Based on the above, the change in risk due to a 20 dpm leak is negligible. Therefore, considering the impact of this condition on the Plant Probabilistic Risk Assessment (PRA), the change in Core Damage Frequency (CDF) due to the observed leakage will be less than 1.0E-06/yr. In conclusion, the overall safety significance and impact on risk of this event was minimal.
E. CORRECTIVE ACTIONS
Immediate:
1. The degraded FW14 weld was removed and repaired to allow a new EPRI 2:1 leg weld to be installed.
2. Successful system leak testing validated the integrity of the repair and the RPV.
Follow-up:
1. The 2-inch socket welds on the head vent lines for both units will be inspected using dye penetrant (PT) methods during the next Unit 1 and Unit 2 refuel outages. Additional corrective actions will be identified as necessary as a result of these inspections.
2. The remaining 2-inch socket welds on the head vent lines for both units will be re-welded using EPRI 2:1 leg welds during the next Unit 1 and Unit 2 refuel outages. This action is in addition to performing the PT inspections above.
F. PREVIOUS OCCURRENCES
The station events database, LERs, INPO Consolidated Event System ICES (EPIX) were reviewed for similar events at Quad Cities Nuclear Power Station. This event was an RPV head vent line socket weld leak associated with an original weld defect. There was one other previous similar occurrence identified at Quad Cities Nuclear Power Station that involved an event of this type, and is discussed below.
- LER 254/2003-001-00, 7/21/03, Reactor Shutdown due to Reactor Head Vent Steam Leak Constituting Pressure Boundary Leakage (5/20/03) — This event was caused by inadequate verification of an original construction weld.
The socket weld was poor quality as evidenced by significant porosity, lack of fusion, and excessive overlap in the failure region. The defect propagated due to long-term corrosion and possibly fatigue to form the through wall leak. Corrective actions from this event included: Removal of the failed weld, coupling, and two-foot section of pipe, and installing a new section of pipe and couplings. The new welds were visually inspected and liquid penetrant tested; and a visual inspection was performed of the additional socket welds on the Unit 1 line and on the similar coupling welds on Unit 2. No additional weld defects were identified at that time.

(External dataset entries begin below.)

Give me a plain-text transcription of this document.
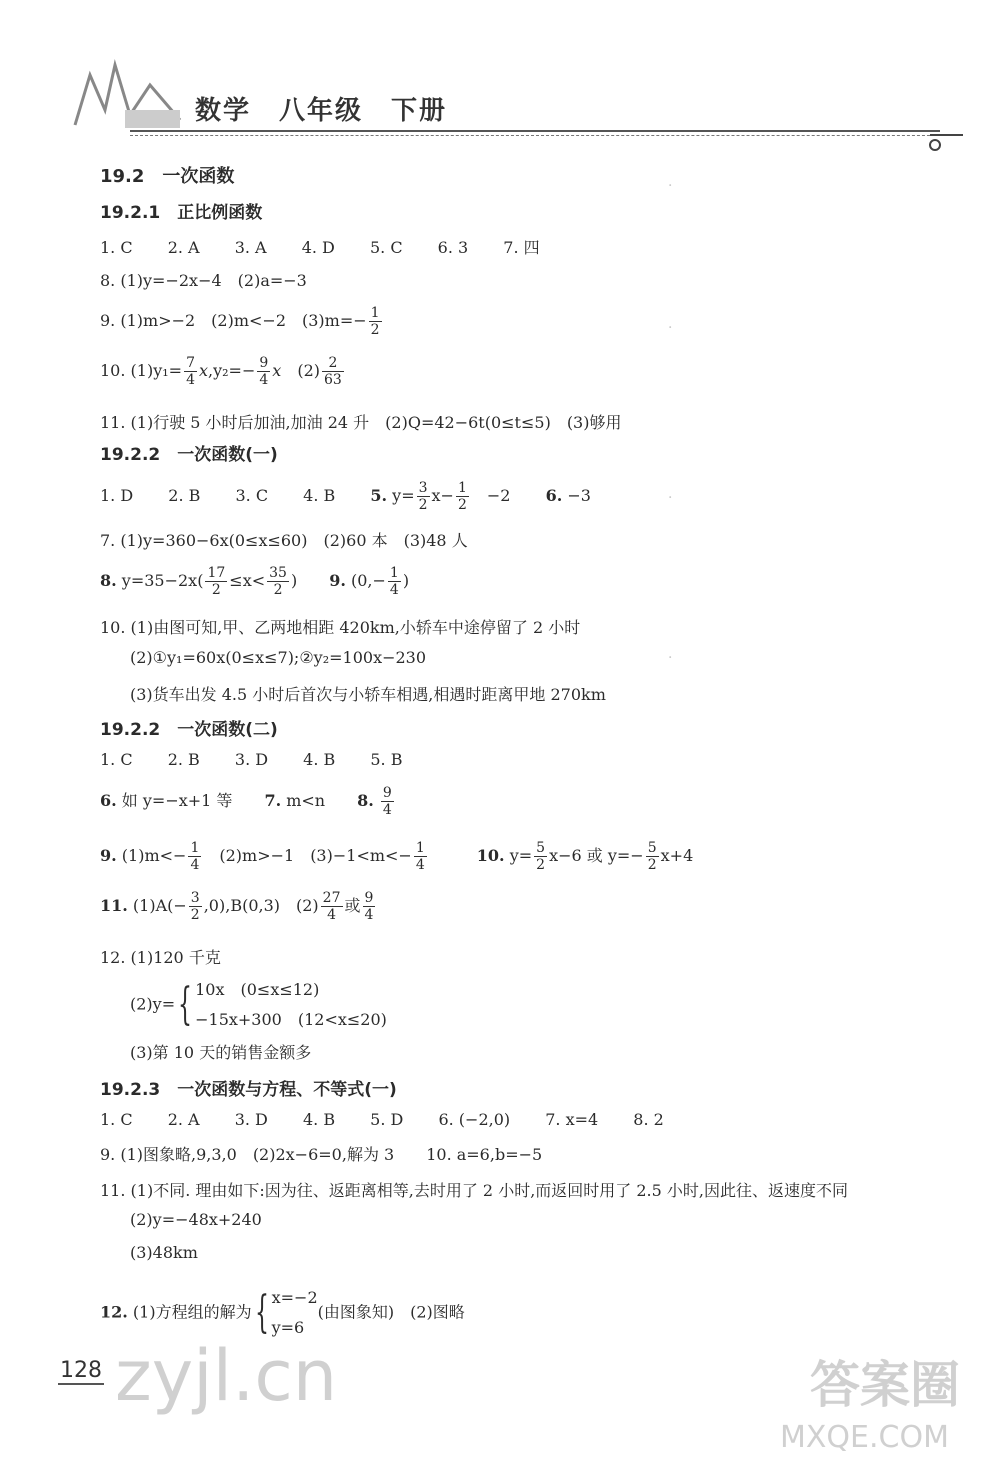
数学　八年级　下册
19.2　一次函数
19.2.1　正比例函数
1. C 2. A 3. A 4. D 5. C 6. 3 7. 四
8. (1)y=−2x−4　(2)a=−3
9. (1)m>−2　(2)m<−2　$(3)m=- \frac{1}{2}$
10. $(1)y_1= \frac{7}{4} x,y_2=- \frac{9}{4}$ x　$(2) \frac{2}{63}$
11. (1)行驶 5 小时后加油,加油 24 升　(2)Q=42−6t(0≤t≤5)　(3)够用
19.2.2　一次函数(一)
1. D 2. B 3. C 4. B 5. $y= \frac{3}{2} x- \frac{1}{2}$ 　−2 6. −3
7. (1)y=360−6x(0≤x≤60)　(2)60 本　(3)48 人
8. $y=35-2x( \frac{17}{2} \le x< \frac{35}{2}$ )　　9. ($0,- \frac{1}{4}$ )
10. (1)由图可知,甲、乙两地相距 420km,小轿车中途停留了 2 小时
(2)①y₁=60x(0≤x≤7);②y₂=100x−230
(3)货车出发 4.5 小时后首次与小轿车相遇,相遇时距离甲地 270km
19.2.2　一次函数(二)
1. C 2. B 3. D 4. B 5. B
6. 如 y=−x+1 等　　7. m<n　　8. $\frac{9}{4}$
9. $(1)m<- \frac{1}{4}$ 　(2)m>−1　$(3)-1<m<- \frac{1}{4}$
　　　	10. $y= \frac{5}{2} x-6$ 或 $y=- \frac{5}{2} x+4$
11. $(1)A(- \frac{3}{2} ,0),B(0,3)$　$(2) \frac{27}{4}$ 或 $\frac{9}{4}$
12. (1)120 千克
(2)y={ 10x　(0≤x≤12)
−15x+300　(12<x≤20)
(3)第 10 天的销售金额多
19.2.3　一次函数与方程、不等式(一)
1. C 2. A 3. D 4. B 5. D 6. (−2,0) 7. x=4 8. 2
9. (1)图象略,9,3,0　(2)2x−6=0,解为 3　　10. a=6,b=−5
11. (1)不同. 理由如下:因为往、返距离相等,去时用了 2 小时,而返回时用了 2.5 小时,因此往、返速度不同
(2)y=−48x+240
(3)48km
12. (1)方程组的解为{ x=−2
y=6
(由图象知)　(2)图略
128 zyjl.cn	答案圈
MXQE.COM
·
·
·
·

At the time of this 2003 LER event the causes and required corrective actions were limited to the knowledge of this isolated event. Since there are currently no approved volumetric exam techniques to interrogate these types of welds, available inspections are limited to surface NDE, including VT-1, PT, and MT. These surface exams will not identify internal flaws, unless the flaw has communicated to the surface either through corrosion, cracking, or an original defect. Since it is difficult to inspect these types of welds to enable predictions of impending leaks, the 2003 LER event causes and corrective actions were not able to directly contribute to preventing this 2013 LER event.
G. COMPONENT FAILURE DATA
The failed component was the FW14 weld on the RPV head vent line; this weld was field fabricated during initial plant construction. The RPV was constructed by B&W.
The FW14 weld is a 2 inch diameter pipe to 90-degree elbow weld on the RPV head vent line located in the reactor cavity and connected to the vessel head. Materials of construction are A106 carbon steel schedule 80 pipe and 3000 lb fittings.
This event has been reported to ICES as Report No. 305475.